Animals play a major role in folk tales around the world, and The Legend of Ponnivala is no different! These are the main animal characters in the story:
Ponnachi — the faithful dog
Ponnachi is a tiny but very spirited female dog. She is Tangal’s main pet and in a sense serves as her symbolic substitute in key scenes. Ponnachi has poison in her teeth and the power to curse those who ignore or mistreat her. She is born of a boon and her core mission is to protect the Ponnivala family from Komban, a great wild boar. Ponnachi achieves success in a central scene. Later, she helps Tangal find her dead brothers’ bodies.
Komban — the huge boar
Komban is a huge wild boar, born of a boon from the goddess Kali. He was requested by his mother to counter a kick once received from Queen Tamarai. Said to be forty feet high and sixty feet long, Komban’s huge black body easily intimidates others. But his is also a bit of a comic character who is neither bright nor well coordinated. Komban can do magical things, such as write messages with his tusks, but in the end he succumbs to a tiny little dog.
The Seven Cows
The Seven Cows that appear in the first episode of the story initially belonged to a Chola king.
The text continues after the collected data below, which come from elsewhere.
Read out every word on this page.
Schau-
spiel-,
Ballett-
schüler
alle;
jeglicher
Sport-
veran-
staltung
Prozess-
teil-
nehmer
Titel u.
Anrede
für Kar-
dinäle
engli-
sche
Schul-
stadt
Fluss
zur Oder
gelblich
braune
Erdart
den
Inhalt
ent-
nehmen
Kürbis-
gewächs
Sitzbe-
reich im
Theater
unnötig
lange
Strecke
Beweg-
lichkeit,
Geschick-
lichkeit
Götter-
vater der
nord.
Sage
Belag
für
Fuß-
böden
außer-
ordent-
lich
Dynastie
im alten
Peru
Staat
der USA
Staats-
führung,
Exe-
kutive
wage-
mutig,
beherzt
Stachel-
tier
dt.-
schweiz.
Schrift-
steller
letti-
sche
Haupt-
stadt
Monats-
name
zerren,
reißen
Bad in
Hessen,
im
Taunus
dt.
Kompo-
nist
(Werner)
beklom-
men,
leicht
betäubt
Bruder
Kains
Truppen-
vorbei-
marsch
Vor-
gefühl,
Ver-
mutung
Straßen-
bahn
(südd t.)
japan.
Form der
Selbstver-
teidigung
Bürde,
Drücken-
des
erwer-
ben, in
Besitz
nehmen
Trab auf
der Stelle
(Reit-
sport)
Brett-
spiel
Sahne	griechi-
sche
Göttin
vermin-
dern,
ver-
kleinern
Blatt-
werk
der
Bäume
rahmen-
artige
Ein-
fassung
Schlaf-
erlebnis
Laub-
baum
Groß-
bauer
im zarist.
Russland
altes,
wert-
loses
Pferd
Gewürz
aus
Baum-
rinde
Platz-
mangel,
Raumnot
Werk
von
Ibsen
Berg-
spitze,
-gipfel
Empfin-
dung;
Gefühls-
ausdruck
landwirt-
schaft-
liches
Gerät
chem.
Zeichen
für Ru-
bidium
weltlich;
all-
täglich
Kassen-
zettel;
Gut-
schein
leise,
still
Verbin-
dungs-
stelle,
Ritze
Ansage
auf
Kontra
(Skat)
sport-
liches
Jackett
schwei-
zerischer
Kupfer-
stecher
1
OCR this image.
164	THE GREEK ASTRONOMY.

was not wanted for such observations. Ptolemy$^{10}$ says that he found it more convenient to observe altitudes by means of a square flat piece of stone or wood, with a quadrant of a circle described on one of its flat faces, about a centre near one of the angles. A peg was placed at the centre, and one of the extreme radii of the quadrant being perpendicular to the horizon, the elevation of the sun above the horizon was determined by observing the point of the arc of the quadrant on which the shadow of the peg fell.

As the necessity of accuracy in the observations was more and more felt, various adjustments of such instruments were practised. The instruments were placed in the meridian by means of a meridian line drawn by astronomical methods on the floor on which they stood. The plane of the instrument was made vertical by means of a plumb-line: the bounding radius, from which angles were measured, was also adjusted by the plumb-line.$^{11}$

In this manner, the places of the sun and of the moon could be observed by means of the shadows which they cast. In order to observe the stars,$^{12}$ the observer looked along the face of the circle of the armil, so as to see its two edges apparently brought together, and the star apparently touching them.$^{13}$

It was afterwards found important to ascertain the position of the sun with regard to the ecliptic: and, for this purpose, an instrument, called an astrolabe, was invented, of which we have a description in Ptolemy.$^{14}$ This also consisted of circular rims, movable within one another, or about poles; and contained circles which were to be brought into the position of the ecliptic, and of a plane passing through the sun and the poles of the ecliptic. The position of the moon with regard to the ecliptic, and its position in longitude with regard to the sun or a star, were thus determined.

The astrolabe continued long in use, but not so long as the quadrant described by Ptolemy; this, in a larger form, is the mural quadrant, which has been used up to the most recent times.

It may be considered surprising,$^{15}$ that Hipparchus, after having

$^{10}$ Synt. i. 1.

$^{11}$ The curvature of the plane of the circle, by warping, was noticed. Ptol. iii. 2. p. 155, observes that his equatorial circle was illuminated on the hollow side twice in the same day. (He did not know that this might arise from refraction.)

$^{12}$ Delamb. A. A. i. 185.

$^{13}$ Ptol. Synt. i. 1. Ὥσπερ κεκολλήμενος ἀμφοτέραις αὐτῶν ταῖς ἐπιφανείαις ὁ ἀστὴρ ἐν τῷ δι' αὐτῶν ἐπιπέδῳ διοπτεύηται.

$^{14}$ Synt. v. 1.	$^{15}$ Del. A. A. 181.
He tags them as sacred so he can set them free during a famine. These creatures later die trying to jump into Kolatta’s fenced field. Shiva ensures that Tamarai dies seven times during her penance to balance this loss. Only then the great Lord grants her children, ending a seven generation curse of barrenness he once laid on her family.
The Two Parrots
The Parrots are part of a huge flock of birds that live in the Vettuva forest’s largest banyan tree. One couple are special, having descended from the gates of heaven where they nested in Queen Tamarai’s nose during her long penance. Both are supernatural in their beauty and we hear them talk. But the two become separated when the wife bird is captured by the heroes. Her husband then complains to Viratangal. This starts the great war.
The Two Cobras
The two Talking Cobras in this story are both beneficent. In Indian folklore cobras are often associated with fertility and their hoods provide protection. Here a mother cobra requests a boon from Tamarai as she starts her pilgrimage. She asks for a son to protect Tamarai’s own daughter, years later, when she will have to walk through a deep forest. The wish comes true and Tangal is befriended by her son, now king of the cobra realm.
The Blue Horses
The Blue Horses of Ponnivala are supernaturally strong and also very fast runners. Both horses are blue, and perhaps they unofficially represent power that Lord Vishnu himself lends the heroes. At the very least these two mounts provide a significant status symbol for the two brothers. Only Ponnar and Shankar ride their beloved steeds. Shambuga, always their companion, runs at supernatural speed behind these two beasts.
The Golden Goose
The Golden Goose in this story is a private pet belonging to a Sun Maiden, a semi-magical woman who lives deep in the forest and practices meditation on a high pillar. When Tangal finds her, during her long search for her dead brothers, the woman lends Tangal a lovely bird that flies Tangal to the spot where the brothers’ bodies lie. This is Tangal’s only flight, and it symbolizes her passage from the world of the living to that of the dead.